Aside from that glaring issue, One of Us is Lying holds more than a few more and, if I am being honest (and believe me, I always am), I probably would have been able to ignore the Breakfast Club fuck-up if they hadn't shown up too. This book relies on the subversive power in our society of heteronormativity to make a conclusion to a plot-reveal a character coming out and no, I am not tagging that as a spoiler, because fuck you. Repeat after me, guys: sexuality shouldn't be used as a plot twist. Then, as if One of Us is Lying couldn't piss me anymore, that character is then outed against his will. This happened to one of my friends a few years ago and honestly, my stomach turns just thinking about it all this time later. It is disgusting and there is no way in hell it should have been incorporated into a book like this just to create 'drama'.
And then - THEN - just to put the fucking cherry on top of my waste of an afternoon, we have the villanisation of mental illness.
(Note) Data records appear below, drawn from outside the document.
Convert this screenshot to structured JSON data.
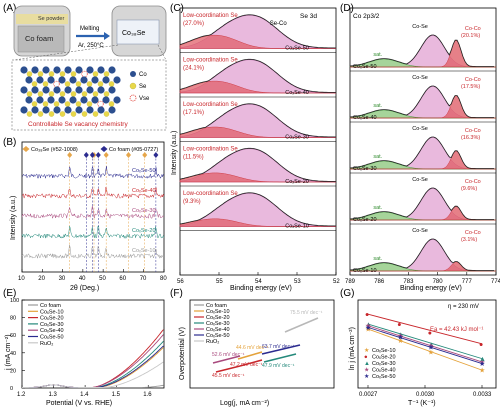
{
  "figure": {
    "panel_labels": [
      "(A)",
      "(B)",
      "(C)",
      "(D)",
      "(E)",
      "(F)",
      "(G)"
    ]
  },
  "panel_a": {
    "se_powder": "Se powder",
    "co_foam": "Co foam",
    "process_top": "Melting",
    "process_bottom": "Ar, 250°C",
    "product": "Co₃₈Se",
    "legend": [
      {
        "label": "Co",
        "color": "#2c4f8f"
      },
      {
        "label": "Se",
        "color": "#e8d84a"
      },
      {
        "label": "Vse",
        "color": "#e0433a"
      }
    ],
    "caption": "Controllable Se vacancy chemistry"
  },
  "chart_data": [
    {
      "panel": "B",
      "type": "line",
      "xlabel": "2θ (Deg.)",
      "ylabel": "Intensity (a.u.)",
      "xlim": [
        10,
        80
      ],
      "xticks": [
        "10",
        "20",
        "30",
        "40",
        "50",
        "60",
        "70",
        "80"
      ],
      "legend": [
        {
          "label": "Co₃₈Se (#52-1008)",
          "color": "#e6a64a"
        },
        {
          "label": "Co foam (#05-0727)",
          "color": "#2b2b8f"
        }
      ],
      "reference_peaks_cose": [
        33.5,
        45.5,
        51.5,
        62.5,
        70.5
      ],
      "reference_peaks_co": [
        41.7,
        44.7,
        47.6,
        76.0
      ],
      "series": [
        {
          "name": "CoₓSe-50",
          "color": "#2b2b8f"
        },
        {
          "name": "CoₓSe-40",
          "color": "#c8262b"
        },
        {
          "name": "CoₓSe-30",
          "color": "#a94a7e"
        },
        {
          "name": "CoₓSe-20",
          "color": "#24897b"
        },
        {
          "name": "CoₓSe-10",
          "color": "#9a9a9a"
        }
      ]
    },
    {
      "panel": "C",
      "type": "area",
      "title": "Se 3d",
      "xlabel": "Binding energy (eV)",
      "ylabel": "Intensity (a.u.)",
      "xlim": [
        56,
        52
      ],
      "xticks": [
        "56",
        "55",
        "54",
        "53",
        "52"
      ],
      "component_labels": [
        "Low-coordination Se",
        "Se-Co"
      ],
      "rows": [
        {
          "sample": "CoₓSe-50",
          "low_coord_pct": "(27.0%)"
        },
        {
          "sample": "CoₓSe-40",
          "low_coord_pct": "(24.1%)"
        },
        {
          "sample": "CoₓSe-30",
          "low_coord_pct": "(17.1%)"
        },
        {
          "sample": "CoₓSe-20",
          "low_coord_pct": "(11.5%)"
        },
        {
          "sample": "CoₓSe-10",
          "low_coord_pct": "(9.3%)"
        },
        {
          "sample": "CoₓSe-10",
          "low_coord_pct": ""
        }
      ]
    },
    {
      "panel": "D",
      "type": "area",
      "title": "Co 2p3/2",
      "xlabel": "Binding energy (eV)",
      "xlim": [
        789,
        774
      ],
      "xticks": [
        "789",
        "786",
        "783",
        "780",
        "777",
        "774"
      ],
      "component_labels": [
        "Co-Se",
        "Co-Co",
        "sat."
      ],
      "rows": [
        {
          "sample": "CoₓSe-50",
          "co_co_pct": "(20.1%)"
        },
        {
          "sample": "CoₓSe-40",
          "co_co_pct": "(17.5%)"
        },
        {
          "sample": "CoₓSe-30",
          "co_co_pct": "(16.3%)"
        },
        {
          "sample": "CoₓSe-20",
          "co_co_pct": "(9.6%)"
        },
        {
          "sample": "CoₓSe-10",
          "co_co_pct": "(3.1%)"
        }
      ]
    },
    {
      "panel": "E",
      "type": "line",
      "xlabel": "Potential (V vs. RHE)",
      "ylabel": "j (mA cm⁻²)",
      "xlim": [
        1.2,
        1.65
      ],
      "ylim": [
        0,
        100
      ],
      "xticks": [
        1.2,
        1.3,
        1.4,
        1.5,
        1.6
      ],
      "yticks": [
        0,
        20,
        40,
        60,
        80,
        100
      ],
      "series": [
        {
          "name": "Co foam",
          "color": "#9a9a9a",
          "onset": 1.58,
          "k": 180
        },
        {
          "name": "CoₓSe-10",
          "color": "#e4a23a",
          "onset": 1.44,
          "k": 560
        },
        {
          "name": "CoₓSe-20",
          "color": "#c8262b",
          "onset": 1.42,
          "k": 700
        },
        {
          "name": "CoₓSe-30",
          "color": "#24897b",
          "onset": 1.43,
          "k": 600
        },
        {
          "name": "CoₓSe-40",
          "color": "#a94a7e",
          "onset": 1.42,
          "k": 640
        },
        {
          "name": "CoₓSe-50",
          "color": "#2b2b8f",
          "onset": 1.435,
          "k": 560
        },
        {
          "name": "RuO₂",
          "color": "#c8c8c8",
          "onset": 1.46,
          "k": 420
        }
      ]
    },
    {
      "panel": "F",
      "type": "line",
      "xlabel": "Log(j, mA cm⁻²)",
      "ylabel": "Overpotential (V)",
      "legend": [
        "Co foam",
        "CoₓSe-10",
        "CoₓSe-20",
        "CoₓSe-30",
        "CoₓSe-40",
        "CoₓSe-50",
        "RuO₂"
      ],
      "colors": [
        "#9a9a9a",
        "#e4a23a",
        "#c8262b",
        "#24897b",
        "#a94a7e",
        "#2b2b8f",
        "#c8c8c8"
      ],
      "tafel": [
        {
          "label": "75.5 mV dec⁻¹",
          "color": "#b8b8b8"
        },
        {
          "label": "63.7 mV dec⁻¹",
          "color": "#2b2b8f"
        },
        {
          "label": "44.6 mV dec⁻¹",
          "color": "#e4a23a"
        },
        {
          "label": "52.6 mV dec⁻¹",
          "color": "#a94a7e"
        },
        {
          "label": "47.2 mV dec⁻¹",
          "color": "#c8262b"
        },
        {
          "label": "47.9 mV dec⁻¹",
          "color": "#24897b"
        },
        {
          "label": "45.5 mV dec⁻¹",
          "color": "#c8262b"
        }
      ]
    },
    {
      "panel": "G",
      "type": "scatter",
      "title": "η = 230 mV",
      "annotation": "Ea = 42.43 kJ mol⁻¹",
      "xlabel": "T⁻¹ (K⁻¹)",
      "ylabel": "ln j (mA cm⁻²)",
      "xticks": [
        "0.0027",
        "0.0030",
        "0.0033"
      ],
      "x": [
        0.0027,
        0.00287,
        0.00303,
        0.0033
      ],
      "series": [
        {
          "name": "CoₓSe-10",
          "color": "#e4a23a",
          "values": [
            3.6,
            2.9,
            2.2,
            1.1
          ]
        },
        {
          "name": "CoₓSe-20",
          "color": "#c8262b",
          "values": [
            4.5,
            3.9,
            3.4,
            2.7
          ]
        },
        {
          "name": "CoₓSe-30",
          "color": "#24897b",
          "values": [
            3.9,
            3.3,
            2.7,
            1.8
          ]
        },
        {
          "name": "CoₓSe-40",
          "color": "#a94a7e",
          "values": [
            3.8,
            3.2,
            2.6,
            1.6
          ]
        },
        {
          "name": "CoₓSe-50",
          "color": "#2b2b8f",
          "values": [
            3.7,
            3.1,
            2.5,
            1.5
          ]
        }
      ]
    }
  ]
}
Oh WOW, I've never come across THAT before... People go on and on about reducing the stigma around mental illness and yet authors, most of whom make the point of speaking out in support of it, continue to incorporate villains with mental health issues into the plot lines of their books. It is not nice nor is it fun to read a book which makes you feel as though people will think that you have ambitions to be a school shooter, just because you have depression.
Nor is it fun reading reviews in which people find the book 5*-amazing-best-book-ever because they are saying that representations of mental illnesses such as these are normal and non-problematic (however much I hate that word), and that they should be accepted instead of challenged. Saying that you're against the stigma that surrounds mental illness and yet continuing to applaud books that contain this level of discrimination and villainisation is impossible - you cannot say it is wrong one minute and then legitimise it the next.
I am done. I just... I am done with this book and tomorrow it is going to the charity shop because honestly, I do not want it inside of my house. Or maybe I should just burn it, after all I do not want someone dealing with a mental illness or a part of the LGBTQ+ spectrum like me, to read this and feel like shit as well.